KRAS and KEAP1 represent just two on the team's list of the 18 most commonly mutated genes in lung adenocarcinoma. The researchers plan to work down the list, confirming the contribution of mutations in each gene to cancer cell survival, revealing related metabolic dependencies, and screening for drugs that may leverage them.
About 222,500 new cases of lung cancer are diagnosed each year, according to the American Cancer Society. About 40 percent of lung cancers are adenocarcinomas, which start in cells that would normally secrete mucus.
Along with Papagiannakopoulos, study authors in the Department of Pathology at the NYU School of Medicine were Simranjit Singh, Sarah LeBoeuf, Volkan Sayin, and Britney Martinez. Study authors from the Koch Institute for Integrative Cancer Research and Department of Biology at the Massachusetts Institute of Technology were Rodrigo Romero, Shawn Davidson, Matthew Bauer, Donald Ellis, Arjun Bhutkar, Francisco Sanchez-Rivera, Lakshmipriya Subbaraj, Matthew Vander Heiden, and co-corresponding author Tyler Jacks, a Howard Hughes Medical Institute Investigator.

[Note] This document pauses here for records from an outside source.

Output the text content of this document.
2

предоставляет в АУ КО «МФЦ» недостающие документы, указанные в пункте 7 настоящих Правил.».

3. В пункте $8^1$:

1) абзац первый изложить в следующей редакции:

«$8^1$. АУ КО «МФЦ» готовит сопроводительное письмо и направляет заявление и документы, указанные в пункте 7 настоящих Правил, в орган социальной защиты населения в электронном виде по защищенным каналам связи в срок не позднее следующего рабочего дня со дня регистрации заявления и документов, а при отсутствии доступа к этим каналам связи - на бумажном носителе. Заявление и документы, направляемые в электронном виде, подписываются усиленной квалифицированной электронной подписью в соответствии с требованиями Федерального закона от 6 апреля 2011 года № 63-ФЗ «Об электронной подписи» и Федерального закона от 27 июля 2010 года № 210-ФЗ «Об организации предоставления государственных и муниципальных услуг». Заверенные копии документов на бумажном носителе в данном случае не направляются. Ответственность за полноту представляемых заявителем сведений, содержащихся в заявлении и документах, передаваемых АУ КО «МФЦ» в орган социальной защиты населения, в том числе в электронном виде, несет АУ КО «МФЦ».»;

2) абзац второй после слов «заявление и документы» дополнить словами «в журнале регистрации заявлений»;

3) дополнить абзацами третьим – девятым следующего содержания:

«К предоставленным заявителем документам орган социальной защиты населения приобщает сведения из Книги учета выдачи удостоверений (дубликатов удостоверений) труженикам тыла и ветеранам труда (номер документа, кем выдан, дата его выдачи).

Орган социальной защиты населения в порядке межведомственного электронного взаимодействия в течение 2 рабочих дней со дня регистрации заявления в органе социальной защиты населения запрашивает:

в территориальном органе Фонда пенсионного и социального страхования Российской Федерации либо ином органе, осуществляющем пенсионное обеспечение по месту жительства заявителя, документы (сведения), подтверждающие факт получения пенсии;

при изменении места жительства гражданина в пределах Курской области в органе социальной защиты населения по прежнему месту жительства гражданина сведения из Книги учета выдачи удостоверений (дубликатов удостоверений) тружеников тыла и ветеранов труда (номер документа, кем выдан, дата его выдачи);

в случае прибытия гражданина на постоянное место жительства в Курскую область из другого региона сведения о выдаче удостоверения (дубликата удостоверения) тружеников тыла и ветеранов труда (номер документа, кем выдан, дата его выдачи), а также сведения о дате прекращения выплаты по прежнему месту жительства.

Also making important contributions were Roderick Bronson of Tufts University and Harvard Medical School; Justin Prigge and Edward Schmidt in the Department of Immunology and Infectious Diseases, Montana State University; and Craig Thomas at the National Institutes of Health (NIH) Chemical Genomics Center in Bethesda.
This work was supported in part by the Koch Institute Support grant P30-CA14051 from the National Cancer Institute, NIH grant K22CA201088-01), National Science Foundation Graduate Research Fellowship grant 1122374, EMBO Long Term Fellowship ALTF 1451-2015 co-funded by the European Commission (LTCOFUND2013, GA-2013-609409) with support from Marie Curie Actions, Cancer Center Support Grant P30-CA14051. Additional support was provided by the American Cancer Society, Hope Funds for Cancer Research, the Swedish Medical Research Council, and the Howard Hughes Medical Institute.